You need to get down to zero cases of monkeypox. These vaccines are not going to get you there. Rather, these vaccines are going to leave gay men with little scientific knowledge but high trust in authorities under the impression that they’re now safe to do as they please again. You don’t need any fancy theories about original antigenic sin or ADE to see the problem: If you take the simple fact that vaccination gives people a false sense of safety that translates into behavioral changes, then you’re already potentially looking at negative efficacy.
Note by the way, what I’m not saying: I’m not saying that these vaccines are per definition bad as a prophylactic treatment for people who have recently been exposed. If you’re dealing with a young kid who was exposed at a daycare to this virus then you have other worries than the evolutionary dynamics of this virus or how people’s behavior will change. Rather, I’m saying that these vaccines are being used as a false solution that will end up making the problem worse. You don’t want to “manage” this virus, or “reduce your risk”. You want to exterminate it, while you still can.
According to the manufacturer, the heart damage adverse events is around 1 percent of recipients of the vaccine.
https://www.drugs.com/pro/jynneos.html
1.3 vs 0.2 placebo.
This thing is BAD when comparing risk vs reward
There’s another question I think needs to be asked, one which I find disturbing to see has not been asked in any kind of major forum: why now? Monkeypox has been around for ages, having first been isolated as distinct in the late 1950s, but it’s only now able to engage in human-human spread in any kind of real way. The mechanism, anal sex among men, by which it seems to spread best, is not new either: hyper promiscuous gay men who do a lot of traveling have been around since I was in high school more than a decade ago, and probably even longer.
So, the question I’m asking is what changed since 1960, or even 2012 that allows this disease to spread in a way never seen before? I’m going to note, uncomfortably, that the countries where it seems like monkeypox is spreading the fastest are also those with the highest rates of Covid-19 vaccination, and postulate a hypothesis: the vaccines damage immune function in general, not just against Covid-19; and the monkeypox outbreak is one symptom of this.
I hope I’m wrong, because if this is the case, then there will be plenty of other problems for years to come, and even if the current monkeypox outbreak is brought under control (which, at this point, seems unlikely), there’s no reason to assume others won’t occur while we still live with millions of people with various degrees of immune system damage.
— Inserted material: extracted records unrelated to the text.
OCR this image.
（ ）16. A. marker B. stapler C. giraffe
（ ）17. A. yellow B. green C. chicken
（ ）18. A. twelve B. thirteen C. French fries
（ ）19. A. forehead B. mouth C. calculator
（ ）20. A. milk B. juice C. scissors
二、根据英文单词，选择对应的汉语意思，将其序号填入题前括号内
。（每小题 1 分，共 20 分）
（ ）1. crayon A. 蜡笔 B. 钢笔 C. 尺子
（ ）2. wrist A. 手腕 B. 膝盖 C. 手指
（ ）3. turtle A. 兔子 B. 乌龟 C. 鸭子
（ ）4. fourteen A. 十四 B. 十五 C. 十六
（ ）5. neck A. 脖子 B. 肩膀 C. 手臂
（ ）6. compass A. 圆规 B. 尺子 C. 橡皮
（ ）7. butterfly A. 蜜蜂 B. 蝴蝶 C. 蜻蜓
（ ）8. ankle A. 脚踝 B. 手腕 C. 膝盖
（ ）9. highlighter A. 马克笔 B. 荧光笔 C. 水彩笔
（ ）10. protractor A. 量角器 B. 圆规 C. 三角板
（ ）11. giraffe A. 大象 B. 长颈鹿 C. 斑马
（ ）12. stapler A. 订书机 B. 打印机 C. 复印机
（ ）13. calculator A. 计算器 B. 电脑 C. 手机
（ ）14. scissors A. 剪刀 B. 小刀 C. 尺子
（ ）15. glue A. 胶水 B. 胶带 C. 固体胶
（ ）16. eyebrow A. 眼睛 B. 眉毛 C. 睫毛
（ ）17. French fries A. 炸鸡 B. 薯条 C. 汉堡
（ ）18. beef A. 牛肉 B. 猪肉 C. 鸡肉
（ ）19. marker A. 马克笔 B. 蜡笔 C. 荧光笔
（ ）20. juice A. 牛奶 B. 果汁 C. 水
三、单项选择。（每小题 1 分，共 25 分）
Yeah I have written about this myself as well in earlier posts. The vaccine sets populations up for constant reinfection by SARS-COV-2. The constant reinfections deplete our immune systems. The depletion of our immune systems enables the spread of pathogens like monkeypox that would previously have had an r0 below 1.
If this is how it works it’s not going to get better anytime soon either, as BA.2.75 and BA.4.6 look like they will soon cause a new wave of infections.